There were a lot of hotshots at the ALI-ABA course on “Mass Litigation” in Charleston, SC, a couple of weeks ago.
One of those hotshots mused that it’s become awfully hard to predict where the MDL Panel will transfer a set of newly coordinated cases these days because the Panel has become a black box.
The Panel has, in the past, articulated factors that guide its decision where to transfer cases — the preference of the parties, location of the evidence, geographic centrality of the transferee court, opportunities to coordinate with state court proceedings, familiarity of the federal judge with the the issues, etc.
But, said the hotshot, the Panel no longer truly relies on those factors (if it ever did) in deciding where to send cases.
Increasingly, federal trial judges are lobbying the Panel to be assigned new coordinated proceedings, and the Panel tries to accommodate interested judges who seem up to the task.
When the Panel selects a transferee court, it now often appears to be considering primarily (1) which judges want the cases, (2) which judges seem to have the necessary skills to handle the cases, and (3) whether any of the likely transferee judges are already too busy handling other MDLs to take on a new one.
According to the hotshot, those new rules have changed the game. Even when the parties agree on a proposed transferee court, the MDL Panel will now occasionally ship the cases elsewhere.
When the hotshot stopped speaking those words, an awful lot of smart heads started bobbing up and down in agreement.
If those words are true, that’s terribly unfortunate.
The MDL Panel’s selection of a transferee court can be critically important in the life of a set of cases. The law of the transferee circuit will control federal questions in pretrial proceedings; the selection of the transferee court can thus be case-dispositive. Even if the choice of governing law is not critical, the temperament and attitude of the presiding judge makes a real difference to the litigants.
Given the importance of the choice of transferee forum, the process leading to that decision should be transparent and honest. The Panel ought not to identify a bunch of factors in its published decisions — preference of the parties, location of the evidence, etc. — that will cause the parties to brief those factors and predict the likely result based on those factors, only to have the Panel blithely ignore all of those stated grounds when the time comes to actually choose a transferee court.
That’s not right.
American courts don’t deliberate in public, but they do articulate the rules that will govern their decisions, and courts are supposed to follow those rules.
Courts should not deceive parties into believing that one set of rules applies to the courts’ decision-making and then in reality apply a different set of rules.

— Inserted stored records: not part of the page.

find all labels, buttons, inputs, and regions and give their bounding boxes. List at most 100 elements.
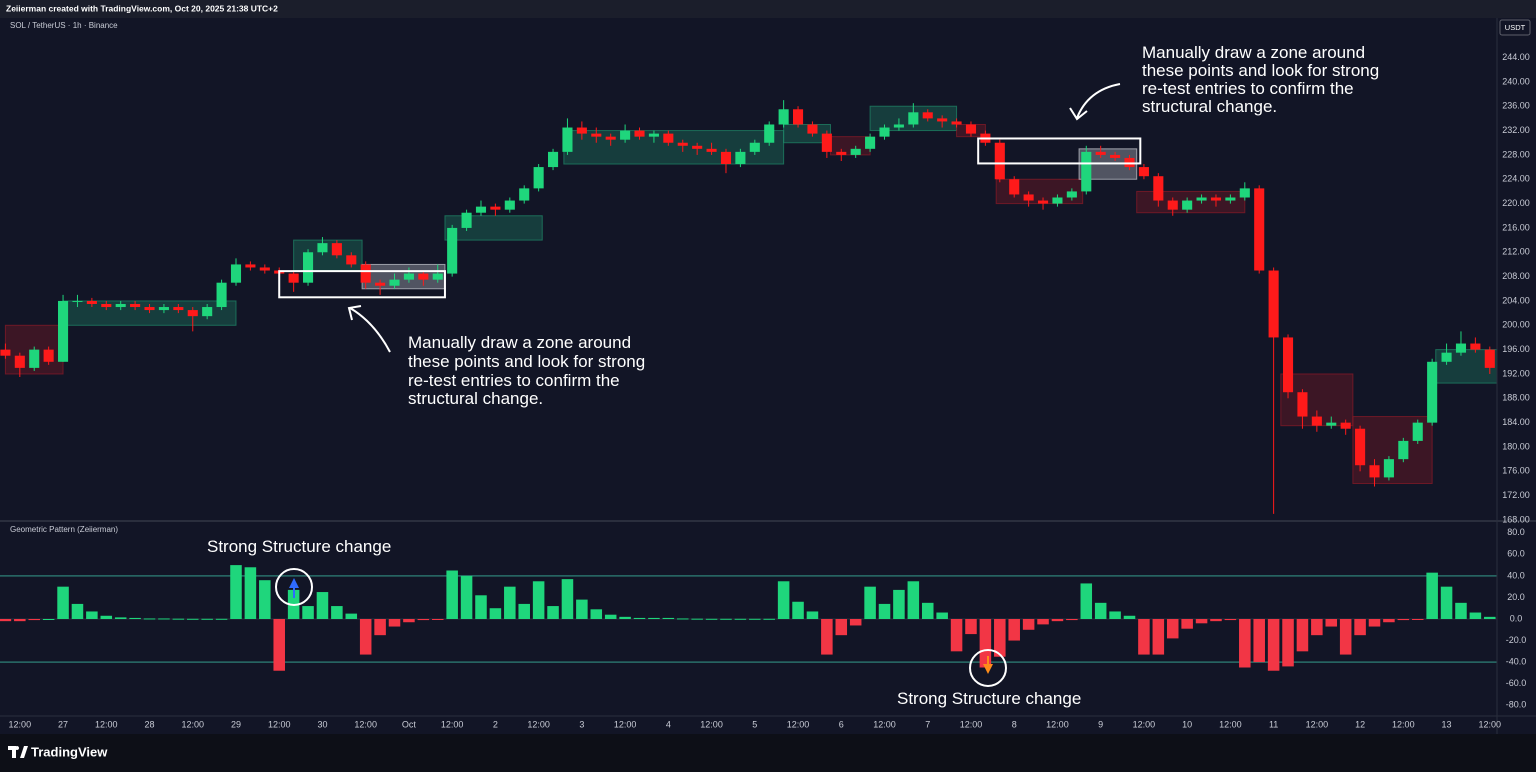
candle-body	[1153, 176, 1164, 201]
down-arrow	[983, 656, 993, 674]
x-tick-label: 12	[1355, 719, 1365, 729]
histogram-bar	[749, 618, 761, 620]
y-tick-label: 60.0	[1507, 549, 1525, 559]
x-tick-label: 3	[579, 719, 584, 729]
candle-body	[562, 127, 573, 152]
candle-body	[317, 243, 328, 253]
histogram-bar	[1383, 619, 1395, 623]
zone	[444, 215, 543, 241]
histogram-bar	[835, 619, 848, 636]
candle-body	[850, 148, 861, 155]
candle-body	[1441, 352, 1452, 362]
candle-body	[1412, 422, 1423, 441]
y-tick-label: -80.0	[1506, 700, 1527, 710]
histogram-bar	[1484, 616, 1496, 619]
candle-body	[547, 151, 559, 168]
histogram-bar	[460, 575, 473, 619]
candle-body	[475, 206, 487, 213]
histogram-bar	[431, 619, 444, 620]
histogram-bar	[979, 619, 992, 668]
candle-body	[331, 243, 342, 256]
histogram-bar	[1008, 619, 1020, 641]
annotation-line: Manually draw a zone around	[408, 333, 631, 352]
candle-body	[692, 145, 703, 149]
candle-body	[634, 130, 645, 137]
histogram-bar	[1166, 619, 1179, 639]
x-tick-label: 12:00	[95, 719, 118, 729]
up-arrow	[289, 578, 299, 598]
candle-body	[778, 109, 789, 125]
x-tick-label: 12:00	[1219, 719, 1242, 729]
y-tick-label: 236.00	[1502, 101, 1530, 111]
candle-body	[951, 121, 962, 125]
footer	[0, 734, 1536, 772]
histogram-bar	[532, 581, 545, 619]
histogram-bar	[864, 586, 876, 619]
histogram-bar	[1267, 619, 1280, 671]
histogram-bar	[316, 592, 329, 619]
y-tick-label: 20.0	[1507, 592, 1525, 602]
candle-body	[490, 206, 501, 210]
candle-body	[720, 151, 732, 165]
histogram-bar	[1282, 619, 1294, 667]
histogram-bar	[230, 565, 242, 619]
candle-body	[792, 109, 804, 125]
histogram-bar	[1051, 619, 1064, 622]
histogram-bar	[1311, 619, 1323, 636]
histogram-bar	[547, 606, 559, 619]
x-tick-label: 12:00	[700, 719, 723, 729]
annotation-line: re-test entries to confirm the	[1142, 79, 1354, 98]
candle-body	[749, 142, 760, 152]
candle-body	[1037, 200, 1049, 204]
histogram-bar	[590, 609, 603, 619]
histogram-bar	[1080, 583, 1093, 619]
candle-body	[1110, 154, 1121, 158]
x-tick-label: 12:00	[873, 719, 896, 729]
candle-body	[72, 300, 83, 302]
histogram-bar	[1109, 611, 1121, 619]
y-tick-label: 196.00	[1502, 344, 1530, 354]
candle-body	[101, 303, 112, 308]
histogram-bar	[893, 589, 905, 619]
y-tick-label: 200.00	[1502, 320, 1530, 330]
y-tick-label: 220.00	[1502, 198, 1530, 208]
histogram-bar	[114, 617, 127, 619]
y-tick-label: 240.00	[1502, 76, 1530, 86]
y-tick-label: 208.00	[1502, 271, 1530, 281]
histogram-bar	[273, 619, 285, 671]
candle-body	[1081, 151, 1092, 192]
y-tick-label: -60.0	[1506, 678, 1527, 688]
candle-body	[1455, 343, 1467, 353]
histogram-bar	[201, 618, 213, 620]
candle-body	[303, 252, 314, 283]
candle-body	[1326, 422, 1337, 426]
candle-body	[1355, 428, 1366, 466]
candle-body	[1138, 167, 1149, 177]
histogram-bar	[1426, 572, 1438, 619]
histogram-bar	[302, 606, 314, 619]
annotation-line: these points and look for strong	[1142, 61, 1379, 80]
candle-body	[1095, 151, 1106, 155]
histogram-bar	[561, 579, 574, 619]
histogram-bar	[1224, 619, 1237, 621]
histogram-bar	[359, 619, 372, 655]
y-tick-label: 184.00	[1502, 417, 1530, 427]
histogram-bar	[172, 618, 185, 620]
y-tick-label: 180.00	[1502, 441, 1530, 451]
candle-body	[937, 118, 948, 122]
histogram-bar	[878, 603, 891, 619]
logo-mark	[8, 746, 28, 758]
candle-body	[865, 136, 876, 149]
annotation: Strong Structure change	[897, 689, 1081, 708]
y-tick-label: 188.00	[1502, 393, 1530, 403]
candle-body	[43, 349, 54, 362]
histogram-bar	[1066, 619, 1078, 621]
candle-body	[821, 133, 832, 152]
histogram-bar	[158, 618, 170, 620]
candle-body	[1383, 459, 1394, 478]
candle-body	[202, 307, 213, 317]
candle-body	[1297, 392, 1308, 417]
histogram-bar	[504, 586, 516, 619]
histogram-bar	[129, 617, 141, 619]
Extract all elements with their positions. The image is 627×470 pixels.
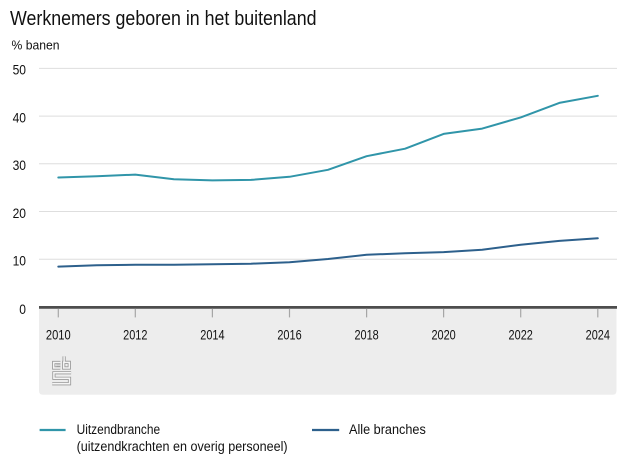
svg-text:(uitzendkrachten en overig per: (uitzendkrachten en overig personeel) [77,439,288,454]
svg-text:2016: 2016 [277,326,302,342]
svg-text:2024: 2024 [586,326,611,342]
svg-text:Werknemers geboren in het buit: Werknemers geboren in het buitenland [10,8,317,30]
svg-text:% banen: % banen [12,37,60,52]
svg-text:2012: 2012 [123,326,148,342]
svg-text:Alle branches: Alle branches [349,422,426,437]
svg-text:Uitzendbranche: Uitzendbranche [77,422,161,437]
svg-text:2022: 2022 [509,326,534,342]
svg-text:20: 20 [13,205,27,221]
svg-text:2020: 2020 [431,326,456,342]
svg-text:10: 10 [13,253,27,269]
svg-text:0: 0 [19,301,26,317]
svg-text:30: 30 [13,157,27,173]
svg-text:50: 50 [13,62,27,78]
svg-text:40: 40 [13,109,27,125]
svg-text:2018: 2018 [354,326,379,342]
svg-text:2010: 2010 [46,326,71,342]
svg-text:2014: 2014 [200,326,225,342]
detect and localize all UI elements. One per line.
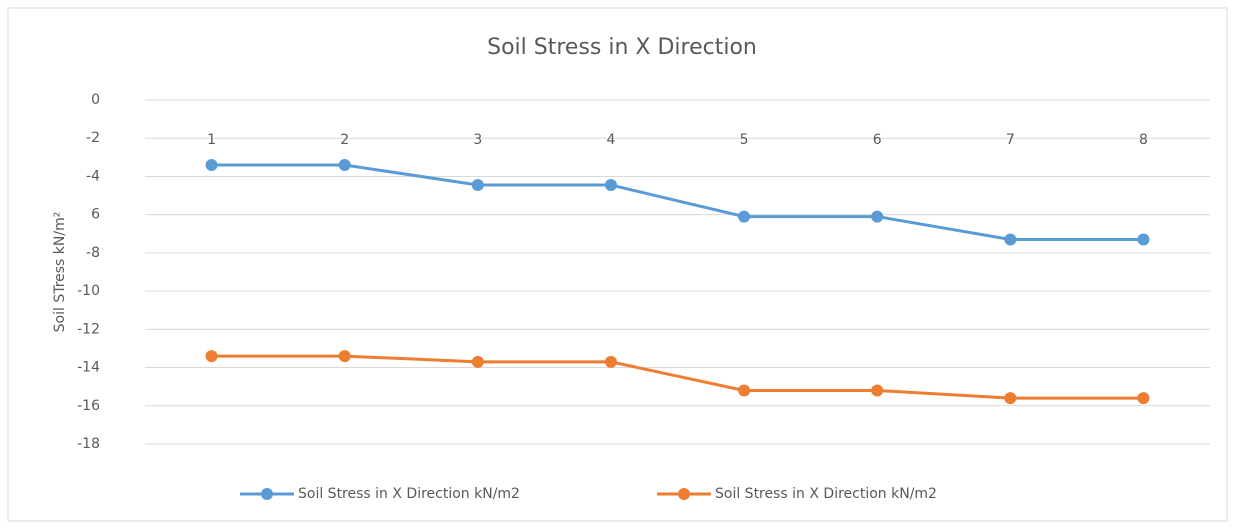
data-point [471,179,484,192]
y-tick-label: -14 [77,360,100,376]
series-line [211,163,1144,242]
x-tick-label: 2 [340,132,349,148]
x-tick-label: 4 [606,132,615,148]
y-tick-label: -12 [77,321,100,337]
data-point [1004,392,1017,405]
data-point [205,158,218,171]
data-point [471,355,484,368]
legend-marker [261,488,273,500]
x-tick-label: 8 [1139,132,1148,148]
data-point [1137,233,1150,246]
chart-title: Soil Stress in X Direction [487,35,757,60]
y-tick-label: -2 [86,130,100,146]
data-point [338,158,351,171]
x-tick-label: 5 [740,132,749,148]
y-tick-label: -18 [77,436,100,452]
legend-label: Soil Stress in X Direction kN/m2 [298,486,520,502]
data-point [205,350,218,363]
chart-border [7,7,1228,522]
x-tick-label: 6 [873,132,882,148]
data-point [1004,233,1017,246]
series-line [211,354,1144,400]
y-tick-label: -16 [77,398,100,414]
x-tick-label: 7 [1006,132,1015,148]
data-point [871,210,884,223]
legend-label: Soil Stress in X Direction kN/m2 [715,486,937,502]
x-tick-label: 1 [207,132,216,148]
y-axis-label: Soil STress kN/m² [52,212,68,333]
y-tick-label: 0 [91,92,100,108]
data-point [1137,392,1150,405]
data-point [738,384,751,397]
legend-marker [678,488,690,500]
y-tick-label: -4 [86,168,100,184]
x-tick-label: 3 [473,132,482,148]
data-point [738,210,751,223]
y-tick-label: 6 [91,207,100,223]
y-tick-label: -8 [86,245,100,261]
data-point [871,384,884,397]
data-point [604,355,617,368]
data-point [604,179,617,192]
y-tick-label: -10 [77,283,100,299]
data-point [338,350,351,363]
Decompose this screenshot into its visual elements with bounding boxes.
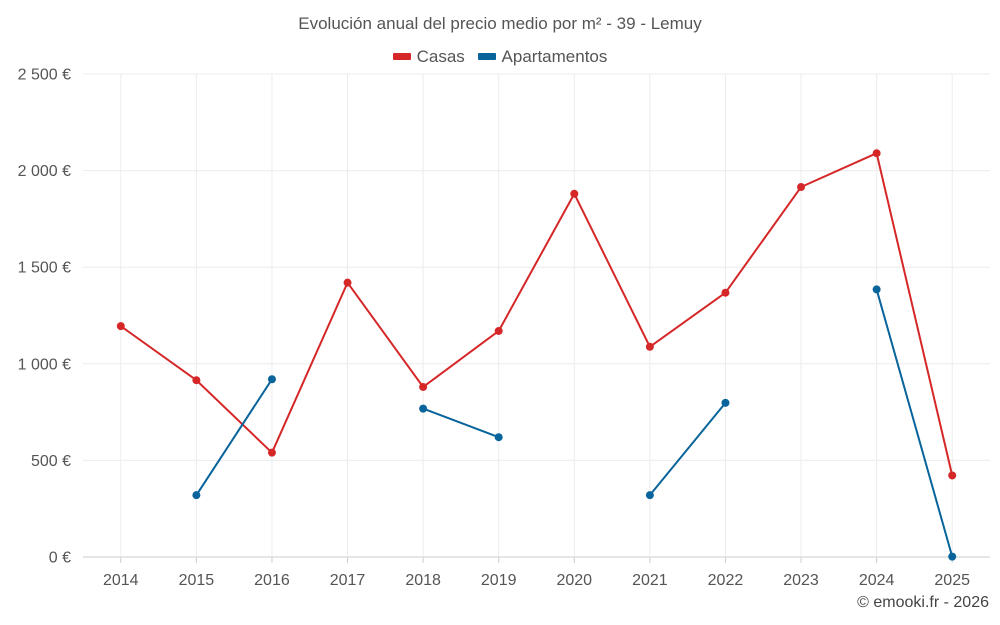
data-point-casas: [419, 382, 428, 391]
y-tick-label: 2 500 €: [18, 67, 71, 84]
x-tick-label: 2023: [783, 572, 819, 589]
legend-swatch-apartamentos: [477, 53, 496, 60]
data-point-apartamentos: [721, 398, 730, 407]
data-point-casas: [721, 288, 730, 297]
x-tick-label: 2022: [708, 572, 744, 589]
data-point-casas: [872, 149, 881, 158]
series-line-apartamentos: [195, 378, 273, 496]
x-tick-label: 2019: [481, 572, 517, 589]
data-point-apartamentos: [645, 491, 654, 500]
x-tick-label: 2024: [859, 572, 895, 589]
x-tick-label: 2020: [556, 572, 592, 589]
series-line-apartamentos: [422, 407, 500, 439]
series-line-casas: [120, 152, 954, 476]
data-point-apartamentos: [192, 491, 201, 500]
x-tick-label: 2021: [632, 572, 668, 589]
data-point-casas: [494, 326, 503, 335]
x-tick-label: 2014: [103, 572, 139, 589]
data-point-casas: [343, 278, 352, 287]
x-tick-label: 2015: [179, 572, 215, 589]
data-point-casas: [267, 448, 276, 457]
y-tick-label: 1 000 €: [18, 356, 71, 373]
data-point-casas: [192, 376, 201, 385]
data-point-casas: [570, 189, 579, 198]
x-tick-label: 2018: [405, 572, 441, 589]
data-point-apartamentos: [419, 404, 428, 413]
legend-label-apartamentos: Apartamentos: [501, 46, 608, 66]
y-tick-label: 500 €: [31, 453, 71, 470]
legend-item-casas[interactable]: Casas: [392, 46, 465, 67]
data-point-casas: [116, 322, 125, 331]
data-point-apartamentos: [948, 552, 957, 561]
y-tick-label: 1 500 €: [18, 260, 71, 277]
data-point-casas: [645, 342, 654, 351]
legend: Casas Apartamentos: [0, 45, 1000, 67]
x-tick-label: 2025: [934, 572, 970, 589]
data-point-casas: [797, 183, 806, 192]
series-line-apartamentos: [649, 402, 727, 496]
series-line-apartamentos: [875, 289, 954, 557]
legend-swatch-casas: [392, 53, 411, 60]
legend-item-apartamentos[interactable]: Apartamentos: [477, 46, 608, 67]
data-point-casas: [948, 471, 957, 480]
data-point-apartamentos: [494, 433, 503, 442]
x-tick-label: 2017: [330, 572, 366, 589]
legend-label-casas: Casas: [416, 46, 465, 66]
data-point-apartamentos: [267, 375, 276, 384]
y-tick-label: 2 000 €: [18, 163, 71, 180]
data-point-apartamentos: [872, 285, 881, 294]
credit-text: © emooki.fr - 2026: [857, 594, 989, 611]
x-tick-label: 2016: [254, 572, 290, 589]
chart-title: Evolución anual del precio medio por m² …: [298, 14, 702, 33]
y-tick-label: 0 €: [49, 550, 71, 567]
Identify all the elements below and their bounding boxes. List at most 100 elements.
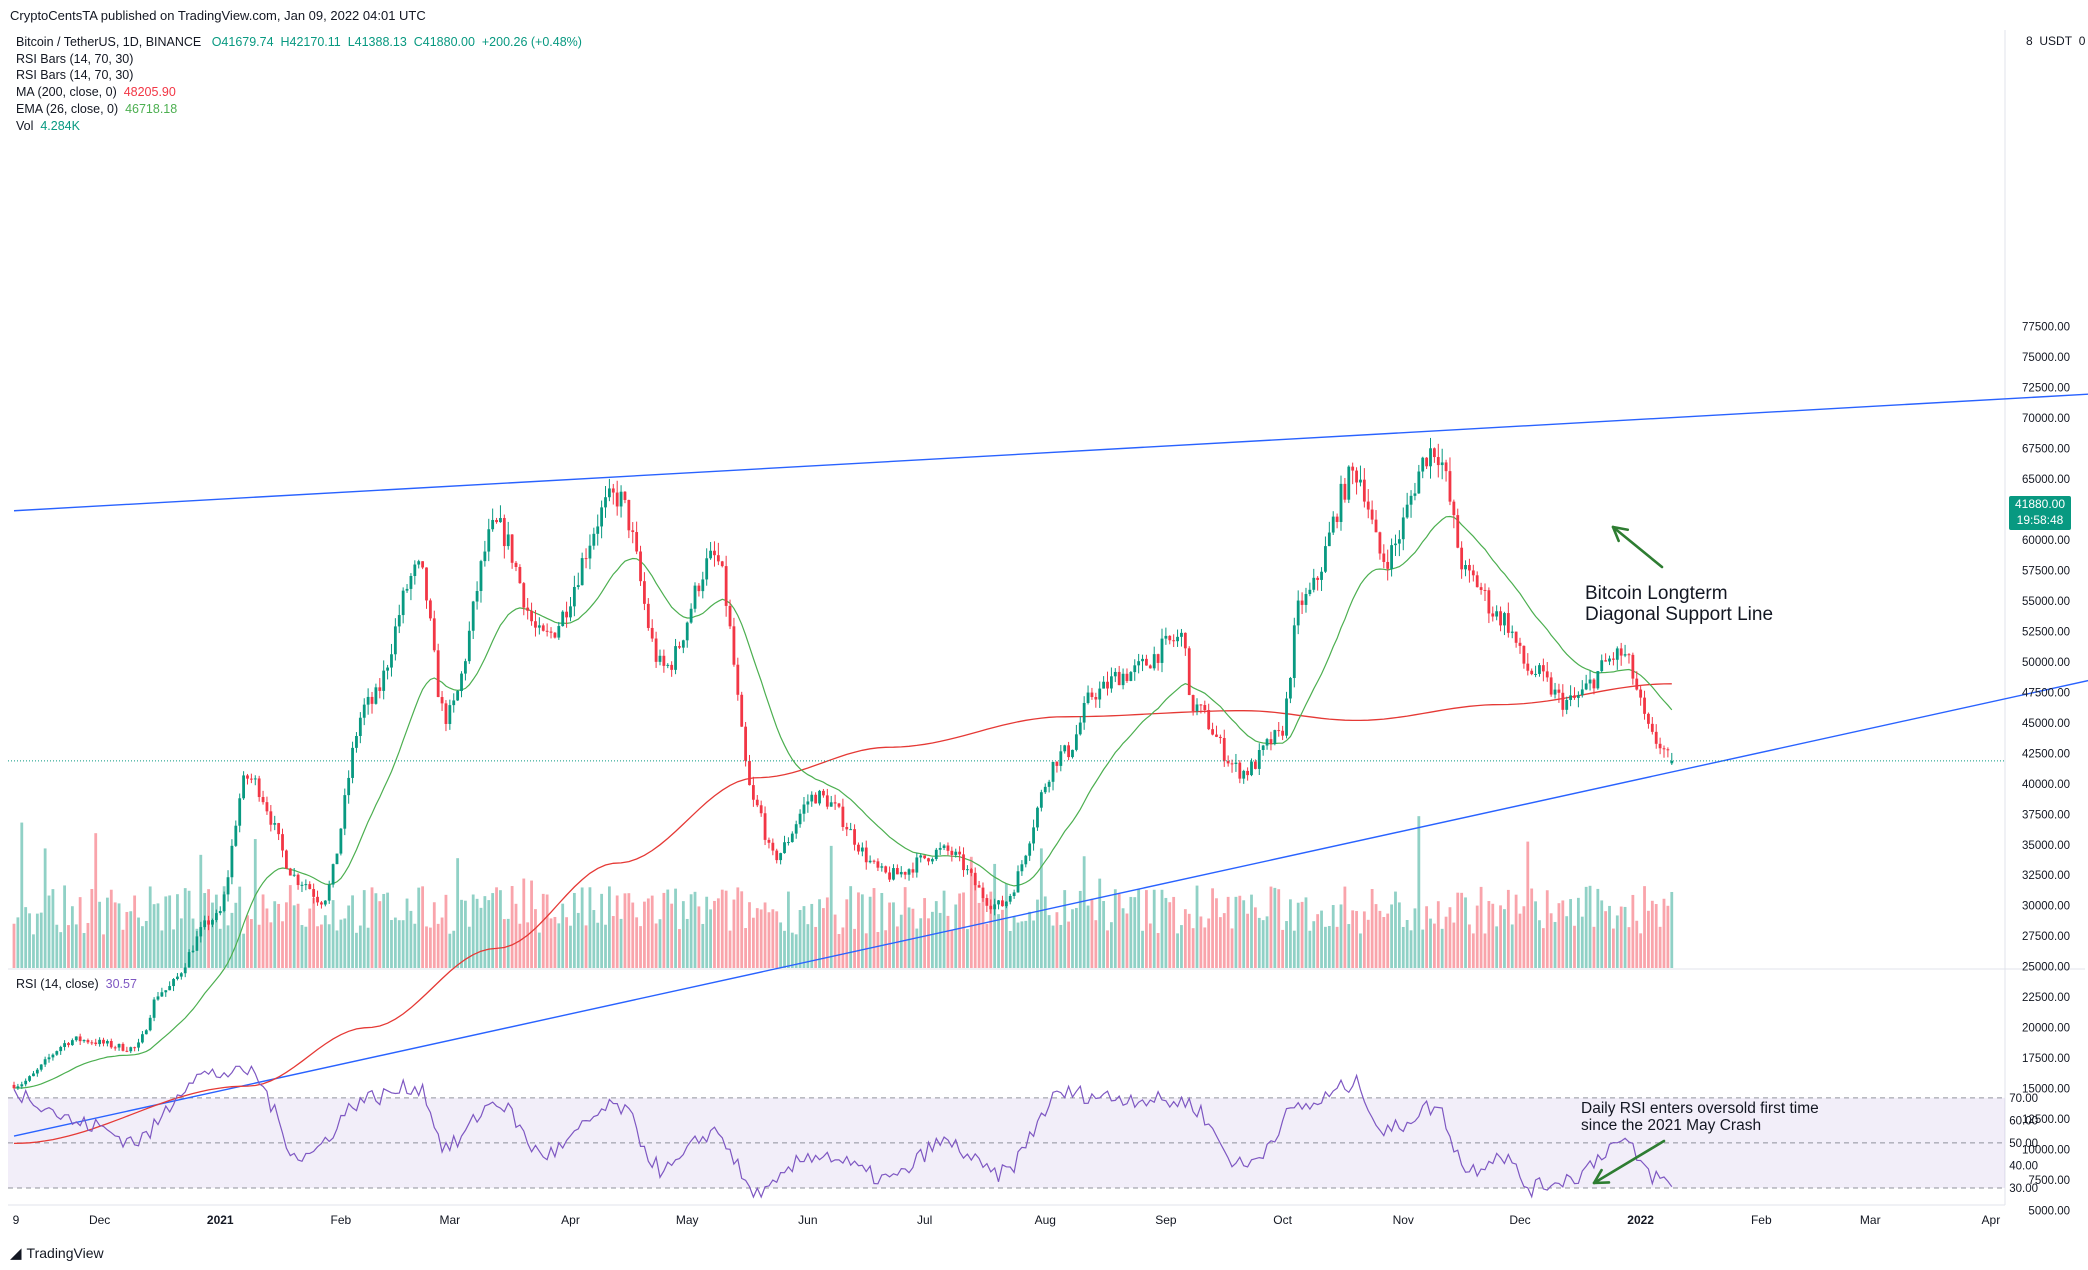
volume-bar (59, 932, 63, 968)
candle-body (954, 851, 958, 855)
volume-bar (129, 911, 133, 968)
candle-body (1133, 665, 1137, 673)
volume-bar (775, 911, 779, 968)
volume-bar (1510, 924, 1514, 968)
candle-body (440, 697, 444, 704)
volume-bar (1004, 883, 1008, 968)
volume-bar (1289, 899, 1292, 968)
candle-body (366, 696, 370, 705)
rsi-legend[interactable]: RSI (14, close) 30.57 (16, 977, 137, 991)
volume-bar (1576, 897, 1580, 968)
candle-body (588, 545, 592, 559)
legend-vol-row[interactable]: Vol 4.284K (16, 118, 582, 135)
candle-body (327, 884, 331, 901)
candle-body (962, 854, 965, 871)
volume-bar (312, 897, 316, 968)
volume-bar (954, 904, 958, 968)
volume-bar (662, 892, 666, 968)
candle-body (678, 646, 681, 648)
volume-bar (1047, 915, 1051, 968)
candle-body (1654, 731, 1658, 744)
volume-bar (1020, 921, 1024, 968)
candle-body (335, 853, 339, 865)
legend-ma-row[interactable]: MA (200, close, 0) 48205.90 (16, 84, 582, 101)
tradingview-footer[interactable]: ◢ TradingView (10, 1244, 104, 1262)
volume-bar (1063, 890, 1067, 968)
legend-ma-value: 48205.90 (123, 85, 176, 100)
legend-rsi-bars-1[interactable]: RSI Bars (14, 70, 30) (16, 51, 134, 66)
volume-bar (930, 911, 934, 968)
candle-body (1643, 697, 1646, 714)
candle-body (1378, 532, 1382, 554)
candle-body (312, 889, 316, 897)
volume-bar (1242, 900, 1246, 968)
candle-body (923, 855, 927, 859)
volume-bar (810, 903, 814, 968)
volume-bar (825, 897, 829, 968)
candle-body (1425, 457, 1429, 467)
volume-bar (397, 920, 401, 968)
volume-bar (1281, 929, 1285, 968)
candle-body (1608, 658, 1611, 662)
volume-bar (238, 886, 242, 968)
candle-body (1518, 642, 1522, 646)
candle-body (1573, 695, 1576, 698)
volume-bar (1378, 910, 1382, 968)
candle-body (51, 1054, 55, 1058)
candle-body (1047, 781, 1051, 787)
volume-bar (977, 902, 981, 968)
volume-bar (257, 924, 261, 968)
volume-bar (16, 917, 20, 968)
candle-body (1390, 545, 1393, 569)
candle-body (888, 872, 891, 880)
candle-body (1347, 466, 1351, 500)
volume-bar (569, 925, 572, 968)
candle-body (1534, 673, 1537, 675)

As we’ve said before on this blog, we can live in many different environments. But, whatever the environment, we must know the rules — the real rules, not the fake ones — in advance. If the MDL Panel prefers to select transferee courts based on some new set of criteria — perhaps, (1) interest of the transferee judge in handling the cases, (2) which of the possible transferee judges have time available to handle the cases, and (3) the need constantly to groom new transferee judges who will be able to manage increasingly complex cases in the future — then the Panel should be honest. The Panel should issue a decision (or promulgate a new set of rules) that tells litigants which, if any, of the previously articulated factors are still relevant and what new factors the Panel is now considering.
The MDL Panel, like all other courts, should be forthright about the bases on which it is resting its decisions.